İslamiyet ise Allah’a teslim olan, Onun tekliğine ve birliğine inan anlamına gelmektedir.
İlahi kırıntıları bünyesinde taşımasına karşılık büyük ölçüde insan müdahalesine uğrayan ve
Yaratanın iradesi dışına çıkan mevcut Tevrat İlahî olmaktan uzaktır. Bu nedenle yapılan ibadet, inanç
uygulamaları yaradılış amacına ters düşmektedir.
Rivayet ve bazı kaynaklarına göre Hz. Yakup’un 12 çocuğundan biri olan küçük yaştaki oğlu
Yusuf’un kardeşleri tarafından kıskançlık nedeniyle atıldığı kuyudan bir esir tüccarı tarafından kurtarılıp
MÖ. 1400 yılı başlarında Mısır ülkesine getirildi.
Zamanın Firavun’u tarafından liyakati görülüp Hz. Yusuf’u yüksek dereceli memurluğa
getirilmesinden sonra İsrailoğulları huzursuzluk çıkardıkları ve bu nedenle zorlu hayat şartları altında
yaşadıkları Arami topraklarını bırakıp, Hz. Yusuf’un mevkiinden yararlanarak gelişmiş Mısır ülkesine
yerleşmeye başladılar. Hz. Musa, Hz. Yusuf’tan bir asır sonra dünyaya geldi. Bir asır içinde Mısır’da
İsrailoğulları çoğaldılar. Mülteci olarak geldikleri bu yerde sayıları artınca huzursuzluk çıkarmaya
başladılar.
İsrailoğulları Tevrattaki Çıkış Kitabı’nda İbranilerin Antik Mısır’da köle olduğu hikâyesi yer
almasına karşılık papirüs kaynakları bunun doğru olmadığını göstermektedir. Onlar tarlalarda ve diğer
işlerde ücret karşılığı işçi ve taş ustası olarak çalıştılar. Köle olarak çalıştırıldıkları iddiaları diğer
insanların onlara acıma duygusunu sömürmeye ve Yahudi birliğini sağlamaya yönelik nesillerin
zihinlere yerleştirilmek içindir.
Diğer taraftan Yahudi din bilginleri nesillerine Mısırlılara karşı düşmanlığı körüklerken, onların
korkularını sömürmeyi amaçlayarak, Yahudi inancına daha sıkı bağlarla bağlanmalarını temin içindir.

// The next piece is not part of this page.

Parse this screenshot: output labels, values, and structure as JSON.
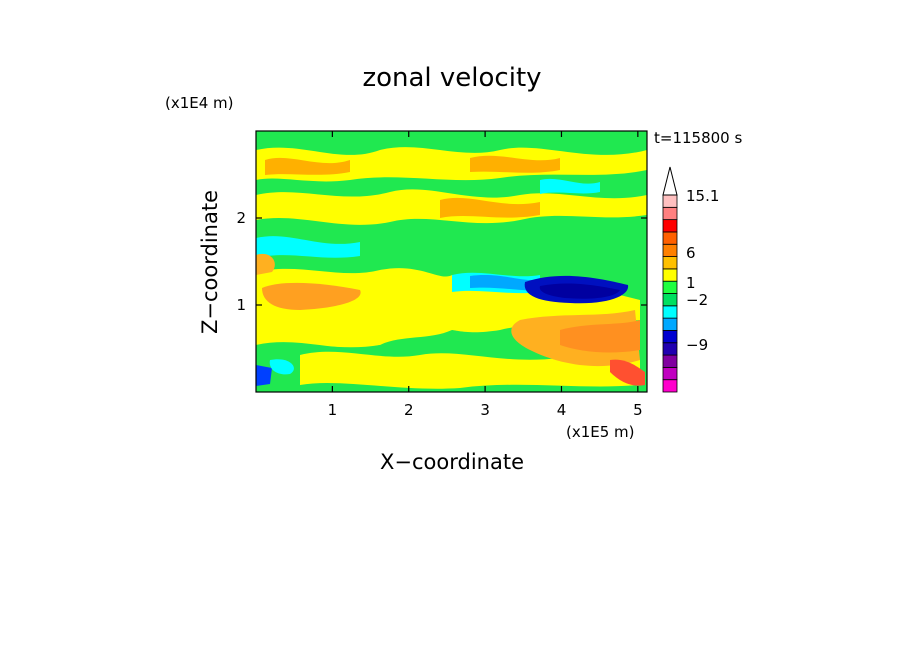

İsrailoğulları Mısır ülkesinde iken kendi topluluklarının asimile olmaması ve birlik
beraberliklerini devam ettirebilmek için kapalı bir toplum hayatını benimsediler. Sonraki zamanlarda
mistik bir felsefe olan Kabalizm düşüncesini geliştirdiler. Geliştirdikleri bu düşünceler onların inancı
haline geldi.
Kabalizm antik Mısır rahiplerinin ezoterik (gizemli) öğretilerinden büyük ölçüde esinlenilmiştir.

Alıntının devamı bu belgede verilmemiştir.